The dissent, judging Family Court’s "view of what transpired to be utterly fantastic”, takes exception to the factual findings made at the Mapp hearing. As we have previously noted, " 'where different inferences may be drawn from the proof, the choice of inferences rests with the trier of fact and should not be rejected by an appellate court unless unsupported as a matter of law’ ” (Matter of Robert S., 159 AD2d 358, 359, appeal dismissed 76 NY2d 770, quoting People v Hartley, 103 AD2d 935, affd 65 NY2d 703). What’s more, the circumstances surrounding the child’s imminent departure, late on a Tuesday afternoon, on a bus bound for Virginia, admit of only two possible inferences. First, the child might spend some time in Virginia—in which case she would not be back in New York in time to attend class at the beginning of the school day on the following morning—raising a question of truancy. Second, she might make the return trip from Norfolk to New York City in the dead of night, to arrive in time for the start of classes—in which case the officer’s concern about the purpose of her journey would hardly be allayed.
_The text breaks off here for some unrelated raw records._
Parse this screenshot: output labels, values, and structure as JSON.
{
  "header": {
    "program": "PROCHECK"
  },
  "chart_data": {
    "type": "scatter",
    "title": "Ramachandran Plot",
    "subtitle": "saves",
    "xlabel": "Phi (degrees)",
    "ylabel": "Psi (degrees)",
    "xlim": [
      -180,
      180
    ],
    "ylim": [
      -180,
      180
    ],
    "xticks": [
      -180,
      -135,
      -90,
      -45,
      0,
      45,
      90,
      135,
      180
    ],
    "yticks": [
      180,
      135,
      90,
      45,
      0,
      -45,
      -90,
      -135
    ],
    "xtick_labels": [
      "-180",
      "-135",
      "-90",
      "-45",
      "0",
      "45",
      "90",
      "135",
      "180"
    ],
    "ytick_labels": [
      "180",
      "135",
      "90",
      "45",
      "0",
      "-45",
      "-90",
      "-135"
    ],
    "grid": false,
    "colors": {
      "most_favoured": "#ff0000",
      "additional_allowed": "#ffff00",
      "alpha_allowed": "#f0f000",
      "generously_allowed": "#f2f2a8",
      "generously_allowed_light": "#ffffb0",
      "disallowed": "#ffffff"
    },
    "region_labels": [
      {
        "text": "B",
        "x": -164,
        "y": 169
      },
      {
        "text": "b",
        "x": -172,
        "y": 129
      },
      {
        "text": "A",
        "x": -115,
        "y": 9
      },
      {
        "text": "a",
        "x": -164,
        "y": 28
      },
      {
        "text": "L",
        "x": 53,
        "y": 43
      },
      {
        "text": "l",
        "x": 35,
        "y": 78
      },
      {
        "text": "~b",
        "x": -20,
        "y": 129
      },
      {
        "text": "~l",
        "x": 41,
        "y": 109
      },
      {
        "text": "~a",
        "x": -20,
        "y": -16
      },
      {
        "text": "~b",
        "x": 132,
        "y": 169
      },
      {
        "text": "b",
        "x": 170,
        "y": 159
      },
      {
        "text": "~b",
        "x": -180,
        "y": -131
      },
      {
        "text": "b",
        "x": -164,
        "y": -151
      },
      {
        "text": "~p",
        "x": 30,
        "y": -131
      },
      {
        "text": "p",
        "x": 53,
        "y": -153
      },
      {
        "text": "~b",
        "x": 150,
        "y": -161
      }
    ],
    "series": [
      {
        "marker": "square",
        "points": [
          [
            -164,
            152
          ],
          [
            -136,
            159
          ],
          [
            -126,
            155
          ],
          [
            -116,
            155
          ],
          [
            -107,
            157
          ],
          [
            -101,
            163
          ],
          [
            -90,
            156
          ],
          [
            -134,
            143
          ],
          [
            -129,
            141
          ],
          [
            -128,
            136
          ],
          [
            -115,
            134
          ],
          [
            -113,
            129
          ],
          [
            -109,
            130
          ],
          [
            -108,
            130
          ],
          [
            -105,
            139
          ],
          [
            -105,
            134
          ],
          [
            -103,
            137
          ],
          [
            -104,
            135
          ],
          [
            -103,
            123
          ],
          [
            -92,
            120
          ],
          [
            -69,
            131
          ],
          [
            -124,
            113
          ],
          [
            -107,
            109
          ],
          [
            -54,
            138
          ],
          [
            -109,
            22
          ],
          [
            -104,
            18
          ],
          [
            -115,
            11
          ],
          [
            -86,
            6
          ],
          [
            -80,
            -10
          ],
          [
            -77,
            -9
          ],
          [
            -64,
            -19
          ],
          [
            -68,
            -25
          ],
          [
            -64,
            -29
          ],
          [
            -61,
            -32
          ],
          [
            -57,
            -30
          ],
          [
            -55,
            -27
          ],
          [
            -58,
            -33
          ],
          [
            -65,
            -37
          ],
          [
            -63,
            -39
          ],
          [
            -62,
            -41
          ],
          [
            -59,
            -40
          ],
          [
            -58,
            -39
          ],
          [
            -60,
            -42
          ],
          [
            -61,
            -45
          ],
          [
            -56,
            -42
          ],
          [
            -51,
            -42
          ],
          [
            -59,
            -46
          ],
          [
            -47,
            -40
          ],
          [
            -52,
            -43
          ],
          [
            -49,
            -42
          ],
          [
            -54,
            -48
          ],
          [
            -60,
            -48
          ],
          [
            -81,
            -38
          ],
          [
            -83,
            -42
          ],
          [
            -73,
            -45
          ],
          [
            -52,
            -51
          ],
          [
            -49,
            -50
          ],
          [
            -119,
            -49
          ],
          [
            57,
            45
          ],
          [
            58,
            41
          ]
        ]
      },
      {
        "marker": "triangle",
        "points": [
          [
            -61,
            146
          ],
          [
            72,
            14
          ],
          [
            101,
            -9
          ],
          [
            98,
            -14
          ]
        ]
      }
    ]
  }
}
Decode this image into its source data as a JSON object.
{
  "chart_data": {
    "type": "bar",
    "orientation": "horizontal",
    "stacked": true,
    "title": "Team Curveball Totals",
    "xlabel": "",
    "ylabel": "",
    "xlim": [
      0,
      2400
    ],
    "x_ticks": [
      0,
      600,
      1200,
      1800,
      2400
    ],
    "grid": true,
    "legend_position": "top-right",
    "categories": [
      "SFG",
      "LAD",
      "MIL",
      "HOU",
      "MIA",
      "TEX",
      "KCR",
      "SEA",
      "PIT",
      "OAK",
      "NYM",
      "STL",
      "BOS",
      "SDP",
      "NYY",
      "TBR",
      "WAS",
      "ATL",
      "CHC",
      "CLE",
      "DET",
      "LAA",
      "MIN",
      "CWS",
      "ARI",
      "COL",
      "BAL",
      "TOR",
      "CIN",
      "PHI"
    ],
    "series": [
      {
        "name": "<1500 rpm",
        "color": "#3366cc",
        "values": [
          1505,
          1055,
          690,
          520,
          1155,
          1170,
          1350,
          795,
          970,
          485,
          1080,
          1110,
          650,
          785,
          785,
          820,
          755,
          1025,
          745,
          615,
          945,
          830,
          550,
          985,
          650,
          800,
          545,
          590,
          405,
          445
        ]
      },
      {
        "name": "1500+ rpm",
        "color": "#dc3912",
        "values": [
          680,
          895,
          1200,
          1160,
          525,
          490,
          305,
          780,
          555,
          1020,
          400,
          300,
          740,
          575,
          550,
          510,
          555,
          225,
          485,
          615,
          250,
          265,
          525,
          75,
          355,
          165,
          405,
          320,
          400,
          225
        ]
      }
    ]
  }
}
We cannot understand the dissent’s suggestion that a police officer may approach a minor to protect the child from the consequences of truancy but may not so inquire if, in addition, circumstances suggest that the child may be employed in the interstate transportation of dangerous narcotics as a courier or "mule”. This suggestion takes an artificially narrow view of the role of State authorities to act in loco parentis for the protection of the welfare of minors.
Family Court’s characterization of appellant’s questioning by Detective Garry as noncustodial was entirely correct. However, under the circumstances presented by this case, custodial detention and a search conducted incident thereto would have been justified pursuant to the provisions of section 718 of the Family Court Act in furtherance of its stated purpose of returning runaway children to their parents or others responsible for their care.
Accordingly, the final order of the Family Court, New York County (Judith Sheindlin, J.), entered June 25, 1990, which adjudicated appellant a juvenile delinquent and placed her with the New York State Division for Youth, Title III, for a *122period of 18 months after finding that she committed acts which, if committed by an adult, would constitute the crime of criminal possession of a controlled substance in the first degree, should be affirmed, without costs.